The original three featurettes from the SD amount to around 42 mins. In The Thick Of The Battle takes a little look at how the now even more impressive battle scenes were conceived and created for the screen and is fairly enjoyable. From Ruins To Reality is a 14 minute examination how archaeologists excavated the original site where Troy is believed to have stood and the detail that the filmmakers strived to bring to their production design. Troy: An Effects Odyssey is the now-obligatory overview of how the visual effects were achieved in seven little bite-sized parts that don't really reveal anything that you haven't, by now, seen covered on a hundred other releases.
Then we get the two new featurettes that have, in actual fact, been lifted straight from the In-Movie Experience from the prior release. That said though, these are still welcome additions here. Troy In Focus is a 23-minute look at the entire production, from initial concept of adapting Homer, right through the casting of the characters, the weapons and fighting, the Trojan Horse and then the editing. Here is where Petersen and writer Beniof reveal the necessity and difficulties of bringing Homer's grand tale to a more accessible theatrical length.
In “Attacking Troy”, which runs for about 15-minutes, the gory battles are comprehensively dissected in three parts that I found brief but enjoyable. Historical accuracy is revealed as well as the inevitable desire to show something new with regards to cinematic carnage. Naturally, with this cut of the film, we can now properly appreciate what they were striving for.

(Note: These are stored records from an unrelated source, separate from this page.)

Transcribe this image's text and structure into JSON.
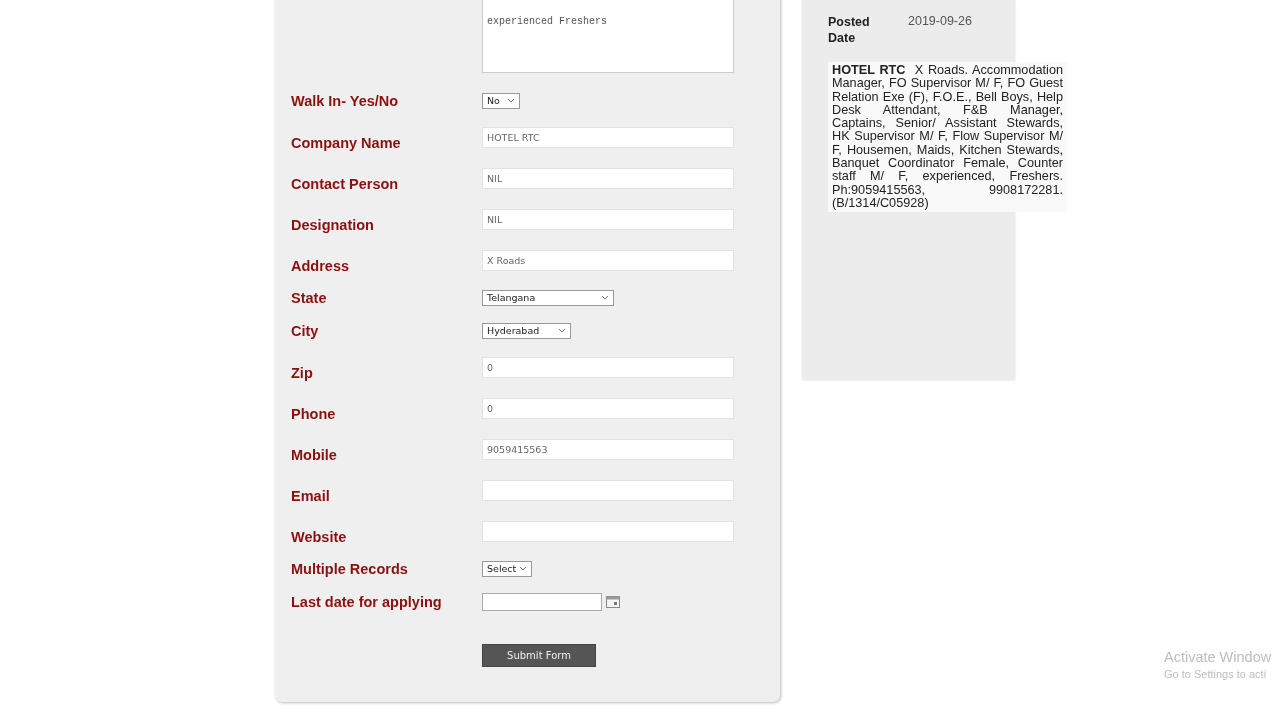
{
  "form": {
    "description": {
      "lines": [
        "experienced Freshers"
      ]
    },
    "fields": [
      {
        "kind": "select",
        "label": "Walk In- Yes/No",
        "value": "No"
      },
      {
        "kind": "text",
        "label": "Company Name",
        "value": "HOTEL RTC"
      },
      {
        "kind": "text",
        "label": "Contact Person",
        "value": "NIL"
      },
      {
        "kind": "text",
        "label": "Designation",
        "value": "NIL"
      },
      {
        "kind": "text",
        "label": "Address",
        "value": "X Roads"
      },
      {
        "kind": "select",
        "label": "State",
        "value": "Telangana"
      },
      {
        "kind": "select",
        "label": "City",
        "value": "Hyderabad"
      },
      {
        "kind": "text",
        "label": "Zip",
        "value": "0"
      },
      {
        "kind": "text",
        "label": "Phone",
        "value": "0"
      },
      {
        "kind": "text",
        "label": "Mobile",
        "value": "9059415563"
      },
      {
        "kind": "text",
        "label": "Email"
      },
      {
        "kind": "text",
        "label": "Website"
      },
      {
        "kind": "select",
        "label": "Multiple Records",
        "value": "Select"
      },
      {
        "kind": "date",
        "label": "Last date for applying"
      }
    ],
    "submit": "Submit Form"
  },
  "preview": {
    "posted_label": "Posted Date",
    "posted_value": "2019-09-26",
    "company": "HOTEL RTC",
    "text": "X Roads. Accommodation Manager, FO Supervisor M/ F, FO Guest Relation Exe (F), F.O.E., Bell Boys, Help Desk Attendant, F&B Manager, Captains, Senior/ Assistant Stewards, HK Supervisor M/ F, Flow Supervisor M/ F, Housemen, Maids, Kitchen Stewards, Banquet Coordinator Female, Counter staff M/ F, experienced, Freshers. Ph:9059415563, 9908172281. (B/1314/C05928)"
  },
  "watermark": {
    "title": "Activate Window",
    "subtitle": "Go to Settings to acti"
  }
}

Then we get the daft but amusing little piece of CG fluff that is “Greek Ship Towing” which is just a slice of animation frivolity in that we get to see one of the thousand warships being pursued by giant rubber ducks. Yeah, I know, I know. The animation is pretty crude but the minute-long snippet still made me smirk.

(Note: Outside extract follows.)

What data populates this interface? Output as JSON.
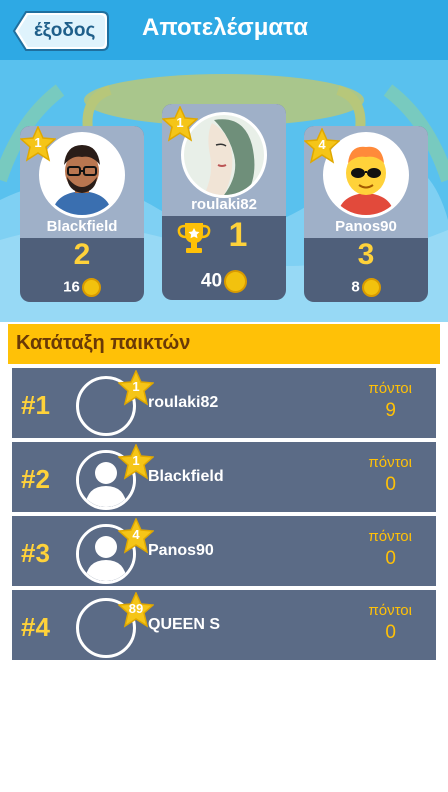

And finally there is the theatrical trailer.
All things considered, this is a fairly entertaining cluster of features, but there is nothing here that you wouldn't already have seen from the original HD release ... well, there are those rubber ducks, I suppose. Still, if this is going to be the definitive version of Troy, I would have liked more comparison and explanations about the different cuts.
VerdictThis really is a no-brainer, folks. If you are already a fan of Troy then this version will amply supply you with more of the stuff you enjoyed first time around. The characters are given more scenery to chew and, whilst it may be debatable as to whether or not they actually deserved it, their intertwined destinies gain more poignancy as a result. The film feels much bigger, albeit slightly more leisurely in places. Musical alterations possibly bother me more than they will many other people, but even I can forgive them in exchange for the bloodier, more visceral skirmishes and the intensified finale that this cut delivers.

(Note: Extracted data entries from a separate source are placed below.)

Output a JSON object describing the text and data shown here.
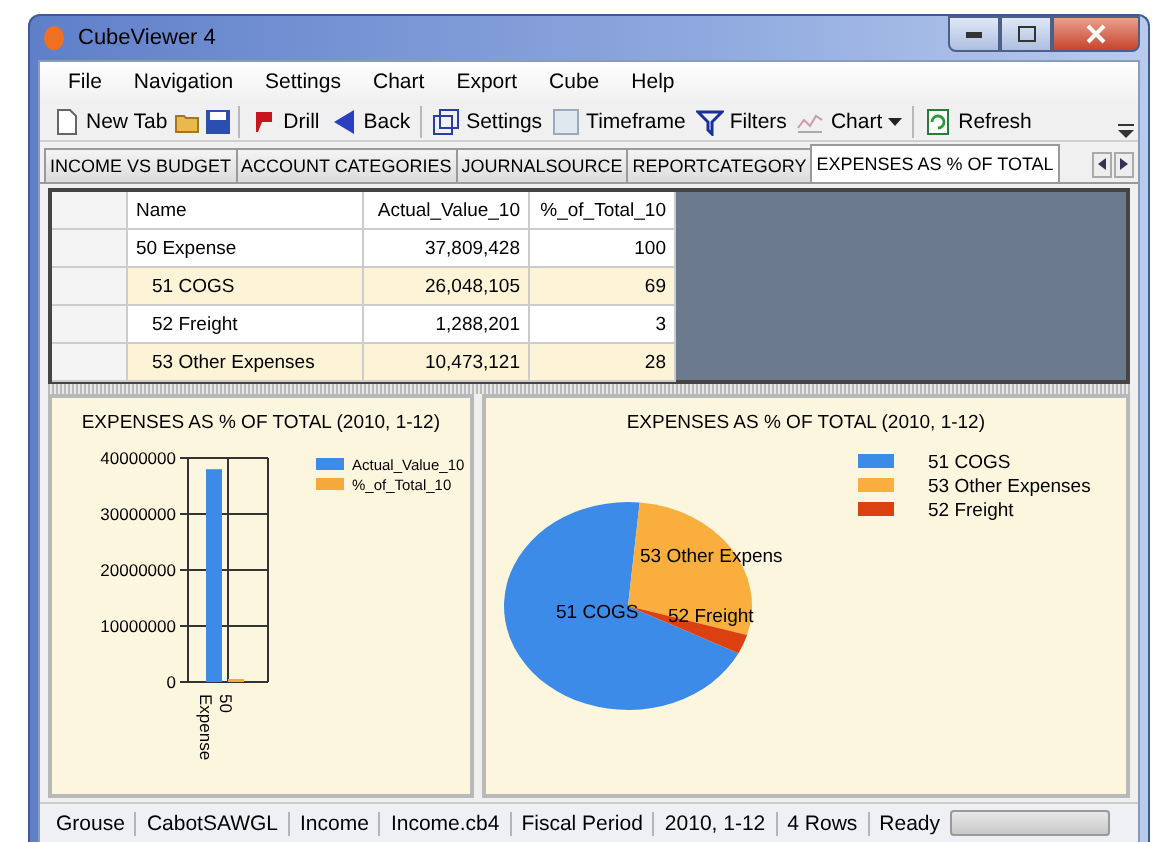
{
  "window": {
    "title": "CubeViewer 4"
  },
  "menu": [
    "File",
    "Navigation",
    "Settings",
    "Chart",
    "Export",
    "Cube",
    "Help"
  ],
  "toolbar": {
    "new_tab": "New Tab",
    "drill": "Drill",
    "back": "Back",
    "settings": "Settings",
    "timeframe": "Timeframe",
    "filters": "Filters",
    "chart": "Chart",
    "refresh": "Refresh"
  },
  "tabs": [
    {
      "label": "INCOME VS BUDGET",
      "selected": false
    },
    {
      "label": "ACCOUNT CATEGORIES",
      "selected": false
    },
    {
      "label": "JOURNALSOURCE",
      "selected": false
    },
    {
      "label": "REPORTCATEGORY",
      "selected": false
    },
    {
      "label": "EXPENSES AS % OF TOTAL",
      "selected": true
    }
  ],
  "table": {
    "columns": [
      "Name",
      "Actual_Value_10",
      "%_of_Total_10"
    ],
    "rows": [
      {
        "cells": [
          "50 Expense",
          "37,809,428",
          "100"
        ],
        "children": [
          {
            "cells": [
              "51 COGS",
              "26,048,105",
              "69"
            ]
          },
          {
            "cells": [
              "52 Freight",
              "1,288,201",
              "3"
            ]
          },
          {
            "cells": [
              "53 Other Expenses",
              "10,473,121",
              "28"
            ]
          }
        ]
      }
    ]
  },
  "bar_chart": {
    "chart_data": {
      "type": "bar",
      "title": "EXPENSES AS % OF TOTAL (2010, 1-12)",
      "categories": [
        "50 Expense"
      ],
      "series": [
        {
          "name": "Actual_Value_10",
          "color": "#3d8be8",
          "values": [
            38000000
          ]
        },
        {
          "name": "%_of_Total_10",
          "color": "#f6a93a",
          "values": [
            0
          ]
        }
      ],
      "ylim": [
        0,
        40000000
      ],
      "yticks": [
        0,
        10000000,
        20000000,
        30000000,
        40000000
      ],
      "grid": true,
      "legend": true
    }
  },
  "pie_chart": {
    "chart_data": {
      "type": "pie",
      "title": "EXPENSES AS % OF TOTAL (2010, 1-12)",
      "categories": [
        "51 COGS",
        "53 Other Expenses",
        "52 Freight"
      ],
      "series": [
        {
          "values": [
            69,
            28,
            3
          ]
        }
      ],
      "colors": [
        "#3d8be8",
        "#f9ae3e",
        "#dd4010"
      ],
      "annotations": [
        {
          "text": "51 COGS"
        },
        {
          "text": "53 Other Expens"
        },
        {
          "text": "52 Freight"
        }
      ],
      "legend": true
    }
  },
  "status_bar": {
    "items": [
      "Grouse",
      "CabotSAWGL",
      "Income",
      "Income.cb4",
      "Fiscal Period",
      "2010, 1-12",
      "4 Rows",
      "Ready"
    ],
    "progress": {
      "level": 0
    }
  }
}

The BD and HD releases may lose one tiny little extra that the original HD had - the Gallery Of The Gods animated map - but overall this is a fine enough package to accompany Petersen's new broader take, even if much of it is familiar from earlier editions. The loss of the IME interactivity feature shouldn't be too devastating since most of its best elements have been ported over in another guise.
The transfer provides some glowing visuals but I feel that the sound is not up to scratch and doesn't do enough to particularly impress - which it should. I also do not like the strange liberties taken with the score, but these complaints are not enough to dissuade me from recommending this release. If you haven't seen any version of Troy then this cut represents the proper experience that was intended all along. And if you already have the theatrical version on disc, then I would still recommend dipping once again into the sparkling Aegean Sea for this fuller-bodied and more intense incarnation.